Get Recipes Delivered

INSTRUCTIONS

1
Cook the farro

Add the farro and a pinch of salt to a medium saucepan and cover with 1 inch of water and bring to a boil. Reduce heat to medium and cook until grains are tender, about 18 to 20 minutes. Drain any remaining water.

2
Prepare the vegetables

Trim, deseed, and chop the red bell peppers into 1 inch pieces. Trim and chop the bok choy. Peel and thinly slice the carrots. Drain and rinse the chickpeas.

3
Start the curry

Place a large pot over medium-high heat with 2 tbsp vegetable oil. Once the oil is hot, add the chopped red bell pepper, chopped bok choy, sliced carrots, and a pinch of salt and pepper. Cook, stirring occasionally, until the vegetables are crisp-tender, about 4 to 6 minutes.

4
Add the sauce

Add the massaman curry paste to the large pot and cook until fragrant, about 1 minute.
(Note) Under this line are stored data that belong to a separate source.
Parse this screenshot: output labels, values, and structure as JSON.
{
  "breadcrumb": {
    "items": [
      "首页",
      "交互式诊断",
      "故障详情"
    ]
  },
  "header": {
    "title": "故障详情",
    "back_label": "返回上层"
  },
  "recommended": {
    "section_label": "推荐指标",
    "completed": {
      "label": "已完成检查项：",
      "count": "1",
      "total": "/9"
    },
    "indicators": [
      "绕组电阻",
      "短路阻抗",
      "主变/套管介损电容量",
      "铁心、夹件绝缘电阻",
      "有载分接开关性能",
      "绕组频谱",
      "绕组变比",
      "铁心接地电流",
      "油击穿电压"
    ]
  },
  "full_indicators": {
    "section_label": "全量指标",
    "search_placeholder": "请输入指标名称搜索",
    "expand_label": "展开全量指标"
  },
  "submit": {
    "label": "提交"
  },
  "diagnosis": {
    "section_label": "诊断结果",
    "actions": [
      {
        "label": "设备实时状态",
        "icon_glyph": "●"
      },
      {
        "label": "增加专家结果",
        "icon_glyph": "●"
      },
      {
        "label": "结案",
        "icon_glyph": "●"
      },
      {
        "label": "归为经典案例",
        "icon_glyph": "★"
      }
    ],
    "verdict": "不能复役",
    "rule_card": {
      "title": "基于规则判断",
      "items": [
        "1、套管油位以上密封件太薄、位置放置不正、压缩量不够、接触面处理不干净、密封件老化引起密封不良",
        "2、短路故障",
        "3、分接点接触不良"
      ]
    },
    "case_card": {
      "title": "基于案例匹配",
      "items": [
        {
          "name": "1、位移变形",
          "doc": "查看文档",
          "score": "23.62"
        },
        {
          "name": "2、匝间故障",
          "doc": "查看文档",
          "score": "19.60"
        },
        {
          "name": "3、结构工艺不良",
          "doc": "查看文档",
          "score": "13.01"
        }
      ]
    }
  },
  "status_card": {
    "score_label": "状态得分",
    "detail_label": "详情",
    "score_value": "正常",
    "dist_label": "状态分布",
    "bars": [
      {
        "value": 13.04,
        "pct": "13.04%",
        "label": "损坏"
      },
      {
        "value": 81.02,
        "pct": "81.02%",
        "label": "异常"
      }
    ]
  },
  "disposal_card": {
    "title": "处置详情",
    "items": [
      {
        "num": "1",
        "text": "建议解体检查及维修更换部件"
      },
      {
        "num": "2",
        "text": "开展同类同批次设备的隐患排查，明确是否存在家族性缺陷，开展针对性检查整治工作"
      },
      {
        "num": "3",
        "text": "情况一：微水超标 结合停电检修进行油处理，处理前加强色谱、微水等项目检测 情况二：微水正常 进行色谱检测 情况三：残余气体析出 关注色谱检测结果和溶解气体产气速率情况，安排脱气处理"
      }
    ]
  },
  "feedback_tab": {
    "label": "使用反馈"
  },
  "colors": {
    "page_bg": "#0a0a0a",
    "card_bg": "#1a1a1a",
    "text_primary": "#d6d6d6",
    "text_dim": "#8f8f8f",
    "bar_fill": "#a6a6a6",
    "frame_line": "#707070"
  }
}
Add the chickpeas, coconut milk, tamari, turbinado sugar, and a pinch of salt and bring the curry to a simmer. Cook until the chickpeas heated through, about 4 to 6 minutes.

5
Season the curry

Halve the limes and cut just one half into wedges. Add the juice from 3 limes halves to the curry, off of the heat. Taste and adjust seasoning with salt.

6
Serve

Divide the farro between shallow bowls. Top with the chickpea massaman curry. Serve with lime wedges. Curry is ready!